La larga espada de Carthoris estaba ya en su mano cuando había saltado desde el puente de su aparato; así, en el momento en que se dio cuenta de la amenaza de los tres guerreros rojos, se volvió para hacerles frente, recibiendo su acometida como sólo John Carter mismo lo hubiera hecho.

Tan rápido era el movimiento de su espada, tan poderosos y ágiles sus músculos semiterrestres, que uno de sus contrarios cayo en tierra, tiñendo de rojo el musgo ocre con su sangre, cuando apenas había dado un solo paso hacia Carthoris.

Ahora los dos dusarianos restantes se arrojaron simultáneamente sobre el heliumita. Tres largas espadas chocaron y centellearon a la luz de la luna, hasta que los grandes monos blancos, despertados de su sueño, treparon a las ventanas de la ciudad muerta para presenciar la sangrienta escena que bajo ellos se desarrollaba.

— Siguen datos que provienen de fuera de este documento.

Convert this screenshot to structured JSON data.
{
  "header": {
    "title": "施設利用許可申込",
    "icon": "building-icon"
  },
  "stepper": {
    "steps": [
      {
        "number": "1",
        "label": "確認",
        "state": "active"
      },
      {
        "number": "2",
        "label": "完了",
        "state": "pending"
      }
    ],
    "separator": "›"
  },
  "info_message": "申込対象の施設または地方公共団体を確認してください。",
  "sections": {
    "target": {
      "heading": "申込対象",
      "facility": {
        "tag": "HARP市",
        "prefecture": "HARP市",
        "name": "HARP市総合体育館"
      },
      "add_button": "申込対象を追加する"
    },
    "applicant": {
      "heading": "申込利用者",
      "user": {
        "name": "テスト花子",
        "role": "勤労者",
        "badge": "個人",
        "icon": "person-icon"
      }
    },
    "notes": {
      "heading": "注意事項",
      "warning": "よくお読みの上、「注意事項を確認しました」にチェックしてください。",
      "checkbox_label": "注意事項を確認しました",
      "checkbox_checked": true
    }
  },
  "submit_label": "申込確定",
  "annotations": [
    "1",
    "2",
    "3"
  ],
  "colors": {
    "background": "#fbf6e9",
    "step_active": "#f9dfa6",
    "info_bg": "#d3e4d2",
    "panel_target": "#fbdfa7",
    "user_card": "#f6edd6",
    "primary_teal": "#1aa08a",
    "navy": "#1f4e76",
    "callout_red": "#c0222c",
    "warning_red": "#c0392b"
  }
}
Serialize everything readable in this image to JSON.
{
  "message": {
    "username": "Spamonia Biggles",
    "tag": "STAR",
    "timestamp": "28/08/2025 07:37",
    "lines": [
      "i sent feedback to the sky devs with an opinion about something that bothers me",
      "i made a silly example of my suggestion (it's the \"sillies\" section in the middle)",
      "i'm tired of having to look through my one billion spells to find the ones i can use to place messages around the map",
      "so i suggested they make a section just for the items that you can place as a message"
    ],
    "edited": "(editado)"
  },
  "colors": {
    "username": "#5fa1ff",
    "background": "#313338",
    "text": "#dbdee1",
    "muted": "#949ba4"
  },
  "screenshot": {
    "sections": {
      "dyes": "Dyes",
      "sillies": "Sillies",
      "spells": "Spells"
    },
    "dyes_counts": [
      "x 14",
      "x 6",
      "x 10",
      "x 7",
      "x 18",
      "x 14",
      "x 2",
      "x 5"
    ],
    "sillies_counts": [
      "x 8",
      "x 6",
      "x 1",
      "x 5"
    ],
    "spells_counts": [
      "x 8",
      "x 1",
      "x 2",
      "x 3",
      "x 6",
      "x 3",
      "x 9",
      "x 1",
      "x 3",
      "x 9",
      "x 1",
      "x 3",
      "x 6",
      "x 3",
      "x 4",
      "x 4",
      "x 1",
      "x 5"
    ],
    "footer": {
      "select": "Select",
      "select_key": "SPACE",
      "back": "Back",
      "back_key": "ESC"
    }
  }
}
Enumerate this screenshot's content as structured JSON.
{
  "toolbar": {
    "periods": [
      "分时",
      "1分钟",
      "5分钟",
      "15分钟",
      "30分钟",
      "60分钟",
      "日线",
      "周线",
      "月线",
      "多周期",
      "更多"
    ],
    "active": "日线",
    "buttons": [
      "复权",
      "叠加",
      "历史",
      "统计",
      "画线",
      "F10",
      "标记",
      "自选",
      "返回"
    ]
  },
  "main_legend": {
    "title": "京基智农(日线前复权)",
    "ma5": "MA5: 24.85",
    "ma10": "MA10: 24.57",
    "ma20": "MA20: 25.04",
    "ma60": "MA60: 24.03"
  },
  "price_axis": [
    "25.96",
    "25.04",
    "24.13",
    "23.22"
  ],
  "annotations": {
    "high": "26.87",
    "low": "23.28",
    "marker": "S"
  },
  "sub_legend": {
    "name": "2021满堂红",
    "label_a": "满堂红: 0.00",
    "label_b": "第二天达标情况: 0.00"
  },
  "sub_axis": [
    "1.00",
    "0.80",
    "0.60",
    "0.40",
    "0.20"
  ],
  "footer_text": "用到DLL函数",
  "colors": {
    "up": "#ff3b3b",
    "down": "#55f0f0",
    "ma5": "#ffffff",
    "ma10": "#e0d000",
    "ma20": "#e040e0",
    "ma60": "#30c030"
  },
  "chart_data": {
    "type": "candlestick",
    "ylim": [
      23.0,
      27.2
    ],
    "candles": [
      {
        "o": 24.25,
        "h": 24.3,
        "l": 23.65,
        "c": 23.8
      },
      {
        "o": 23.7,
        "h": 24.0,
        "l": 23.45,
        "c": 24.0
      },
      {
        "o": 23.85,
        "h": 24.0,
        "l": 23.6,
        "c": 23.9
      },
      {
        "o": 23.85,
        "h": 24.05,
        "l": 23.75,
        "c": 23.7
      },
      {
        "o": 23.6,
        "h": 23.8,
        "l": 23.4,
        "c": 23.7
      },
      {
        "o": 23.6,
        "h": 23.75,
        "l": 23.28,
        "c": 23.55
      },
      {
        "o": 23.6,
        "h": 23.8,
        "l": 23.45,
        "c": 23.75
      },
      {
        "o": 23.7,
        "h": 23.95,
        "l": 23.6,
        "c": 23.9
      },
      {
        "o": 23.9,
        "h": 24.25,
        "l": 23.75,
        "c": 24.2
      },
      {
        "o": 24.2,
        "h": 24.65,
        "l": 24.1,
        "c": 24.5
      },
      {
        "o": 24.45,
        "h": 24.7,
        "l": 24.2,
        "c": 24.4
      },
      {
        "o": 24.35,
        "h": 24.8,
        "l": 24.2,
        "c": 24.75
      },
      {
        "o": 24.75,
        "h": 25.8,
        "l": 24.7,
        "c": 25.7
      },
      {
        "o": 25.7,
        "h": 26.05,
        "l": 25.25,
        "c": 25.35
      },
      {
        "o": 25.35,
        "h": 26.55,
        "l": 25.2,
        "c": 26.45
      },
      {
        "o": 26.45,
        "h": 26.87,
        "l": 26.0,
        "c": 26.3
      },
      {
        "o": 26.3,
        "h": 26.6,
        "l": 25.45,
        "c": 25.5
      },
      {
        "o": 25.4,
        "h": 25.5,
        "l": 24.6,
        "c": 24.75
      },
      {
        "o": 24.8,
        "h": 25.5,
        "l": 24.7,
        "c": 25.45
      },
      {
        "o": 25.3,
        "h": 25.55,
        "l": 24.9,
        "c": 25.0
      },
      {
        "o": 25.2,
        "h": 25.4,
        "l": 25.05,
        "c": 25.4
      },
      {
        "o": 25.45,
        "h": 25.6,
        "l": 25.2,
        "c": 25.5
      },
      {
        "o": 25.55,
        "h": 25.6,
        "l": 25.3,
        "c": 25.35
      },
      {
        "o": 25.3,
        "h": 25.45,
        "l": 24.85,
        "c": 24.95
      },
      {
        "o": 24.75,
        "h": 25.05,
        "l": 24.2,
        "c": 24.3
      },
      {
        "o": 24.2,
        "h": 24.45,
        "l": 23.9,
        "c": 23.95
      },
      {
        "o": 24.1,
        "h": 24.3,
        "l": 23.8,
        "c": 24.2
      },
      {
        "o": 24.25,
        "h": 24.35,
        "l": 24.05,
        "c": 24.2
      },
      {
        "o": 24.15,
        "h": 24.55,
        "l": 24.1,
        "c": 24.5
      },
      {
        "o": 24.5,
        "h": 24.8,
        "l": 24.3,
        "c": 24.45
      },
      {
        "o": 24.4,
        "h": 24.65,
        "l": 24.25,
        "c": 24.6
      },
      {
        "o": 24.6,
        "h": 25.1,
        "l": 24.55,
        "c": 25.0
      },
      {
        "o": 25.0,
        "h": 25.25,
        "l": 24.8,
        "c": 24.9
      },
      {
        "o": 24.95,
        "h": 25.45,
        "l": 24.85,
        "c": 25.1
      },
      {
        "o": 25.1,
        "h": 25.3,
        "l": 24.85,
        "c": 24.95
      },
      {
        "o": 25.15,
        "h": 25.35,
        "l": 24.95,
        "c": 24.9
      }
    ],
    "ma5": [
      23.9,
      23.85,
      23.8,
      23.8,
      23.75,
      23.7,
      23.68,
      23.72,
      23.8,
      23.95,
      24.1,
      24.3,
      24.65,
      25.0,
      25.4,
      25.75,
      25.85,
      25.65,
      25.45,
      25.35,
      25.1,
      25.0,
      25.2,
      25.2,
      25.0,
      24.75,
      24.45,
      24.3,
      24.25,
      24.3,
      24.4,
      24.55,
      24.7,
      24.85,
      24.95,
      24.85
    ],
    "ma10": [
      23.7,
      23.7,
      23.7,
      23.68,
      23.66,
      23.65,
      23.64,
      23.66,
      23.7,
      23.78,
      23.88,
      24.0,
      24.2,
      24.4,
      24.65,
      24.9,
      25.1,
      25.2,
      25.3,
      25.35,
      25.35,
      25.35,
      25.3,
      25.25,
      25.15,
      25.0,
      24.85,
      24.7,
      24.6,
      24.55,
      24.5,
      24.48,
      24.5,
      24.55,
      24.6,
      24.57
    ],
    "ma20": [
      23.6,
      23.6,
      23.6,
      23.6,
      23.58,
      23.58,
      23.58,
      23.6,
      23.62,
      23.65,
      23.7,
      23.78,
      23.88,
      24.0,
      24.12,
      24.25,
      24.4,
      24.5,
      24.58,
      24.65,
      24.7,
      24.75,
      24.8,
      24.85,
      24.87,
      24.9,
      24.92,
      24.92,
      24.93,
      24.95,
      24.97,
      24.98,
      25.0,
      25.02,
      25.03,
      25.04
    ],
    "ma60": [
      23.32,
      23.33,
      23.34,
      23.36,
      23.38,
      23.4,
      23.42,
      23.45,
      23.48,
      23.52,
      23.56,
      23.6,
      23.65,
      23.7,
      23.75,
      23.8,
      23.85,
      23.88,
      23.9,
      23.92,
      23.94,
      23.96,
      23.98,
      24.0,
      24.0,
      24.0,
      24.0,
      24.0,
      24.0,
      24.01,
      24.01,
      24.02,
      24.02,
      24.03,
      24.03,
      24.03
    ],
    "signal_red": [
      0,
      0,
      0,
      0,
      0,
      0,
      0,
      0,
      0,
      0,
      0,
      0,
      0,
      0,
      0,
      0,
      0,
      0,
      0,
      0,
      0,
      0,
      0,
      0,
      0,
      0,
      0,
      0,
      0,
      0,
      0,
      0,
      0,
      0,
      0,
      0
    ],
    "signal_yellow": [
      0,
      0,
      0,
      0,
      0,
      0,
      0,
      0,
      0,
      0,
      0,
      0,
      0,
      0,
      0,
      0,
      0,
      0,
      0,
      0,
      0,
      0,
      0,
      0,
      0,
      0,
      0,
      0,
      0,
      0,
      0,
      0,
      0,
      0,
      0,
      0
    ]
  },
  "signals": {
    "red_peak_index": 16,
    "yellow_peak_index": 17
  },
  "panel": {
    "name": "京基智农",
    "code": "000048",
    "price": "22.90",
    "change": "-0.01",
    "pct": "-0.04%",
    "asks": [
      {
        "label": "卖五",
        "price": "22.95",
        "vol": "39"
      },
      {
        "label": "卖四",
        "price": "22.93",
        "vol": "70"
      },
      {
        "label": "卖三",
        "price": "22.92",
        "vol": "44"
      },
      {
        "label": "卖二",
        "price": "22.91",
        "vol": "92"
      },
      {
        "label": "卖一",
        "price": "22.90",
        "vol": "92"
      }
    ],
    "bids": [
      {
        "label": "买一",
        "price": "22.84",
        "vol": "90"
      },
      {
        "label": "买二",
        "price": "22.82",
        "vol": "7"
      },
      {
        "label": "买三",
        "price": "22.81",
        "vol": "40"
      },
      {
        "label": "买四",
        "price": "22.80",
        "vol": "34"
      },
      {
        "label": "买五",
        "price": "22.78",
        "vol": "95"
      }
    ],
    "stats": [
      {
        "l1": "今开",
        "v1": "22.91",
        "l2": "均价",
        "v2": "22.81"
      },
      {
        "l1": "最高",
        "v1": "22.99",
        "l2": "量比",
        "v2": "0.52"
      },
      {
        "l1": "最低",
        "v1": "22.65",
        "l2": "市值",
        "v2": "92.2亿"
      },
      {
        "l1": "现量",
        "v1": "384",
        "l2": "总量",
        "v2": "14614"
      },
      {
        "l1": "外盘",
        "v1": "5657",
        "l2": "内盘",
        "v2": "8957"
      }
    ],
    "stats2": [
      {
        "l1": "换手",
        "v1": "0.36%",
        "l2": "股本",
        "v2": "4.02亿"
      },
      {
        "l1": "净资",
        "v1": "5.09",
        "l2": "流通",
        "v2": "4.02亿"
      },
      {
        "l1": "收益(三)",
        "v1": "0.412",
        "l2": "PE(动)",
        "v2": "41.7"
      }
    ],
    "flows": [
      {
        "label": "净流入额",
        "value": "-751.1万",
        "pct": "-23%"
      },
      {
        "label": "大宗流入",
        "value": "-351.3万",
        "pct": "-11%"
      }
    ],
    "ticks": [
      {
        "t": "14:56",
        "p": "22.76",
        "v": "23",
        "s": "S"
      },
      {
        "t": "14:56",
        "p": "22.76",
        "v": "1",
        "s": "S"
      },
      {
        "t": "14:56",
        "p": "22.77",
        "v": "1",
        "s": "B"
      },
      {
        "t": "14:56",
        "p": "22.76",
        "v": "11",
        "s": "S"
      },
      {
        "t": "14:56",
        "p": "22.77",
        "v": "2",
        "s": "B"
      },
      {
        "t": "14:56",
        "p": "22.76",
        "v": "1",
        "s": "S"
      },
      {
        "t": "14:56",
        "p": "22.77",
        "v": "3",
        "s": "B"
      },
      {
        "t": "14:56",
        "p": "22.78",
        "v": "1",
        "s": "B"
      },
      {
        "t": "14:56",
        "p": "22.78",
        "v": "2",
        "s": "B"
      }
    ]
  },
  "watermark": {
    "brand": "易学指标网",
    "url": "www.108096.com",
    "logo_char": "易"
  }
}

Tres veces fue alcanzado Carthoris, y su roja sangre le corría por el rostro, cegándole y tiñendo su ancho pecho. Con su mano libre enjugaba la sangre de sus ojos, y con la misma sonrisa que su padre cuando combatía en las batallas sobre los labios, saltaba sobre sus enemigos con renovada furia.

Un solo tajo de su pesada espada cortó la cabeza de uno de ellos, y, entonces, el otro, volviendo la espalda para retirarse de aquel mortífero lugar, huyó hacia el palacio que tenía detrás.

Carthoris no dio un solo paso para perseguirlo.

Tenía otro pensamiento distinto del de la imposición de un bien merecido castigo a los extraños que se habían disfrazado con las insignias de su propia casa, porque él había visto que aquéllos estaban disfrazados con las insignias que distinguían a sus propios soldados.

Volviendo rápidamente a su aparato, se elevó en seguida sobre la plaza en persecución de Tar Ban.

El guerrero rojo, a quien había puesto en fuga, volvió a presentarse en la entrada del palacio, y comprendiendo la intención de Carthoris, cogió un rifle de los que él y sus compañeros habían dejado apoyados en el muro cuando habían salido precipitadamente con sus espadas desnudas para impedir el robo de su prisionera.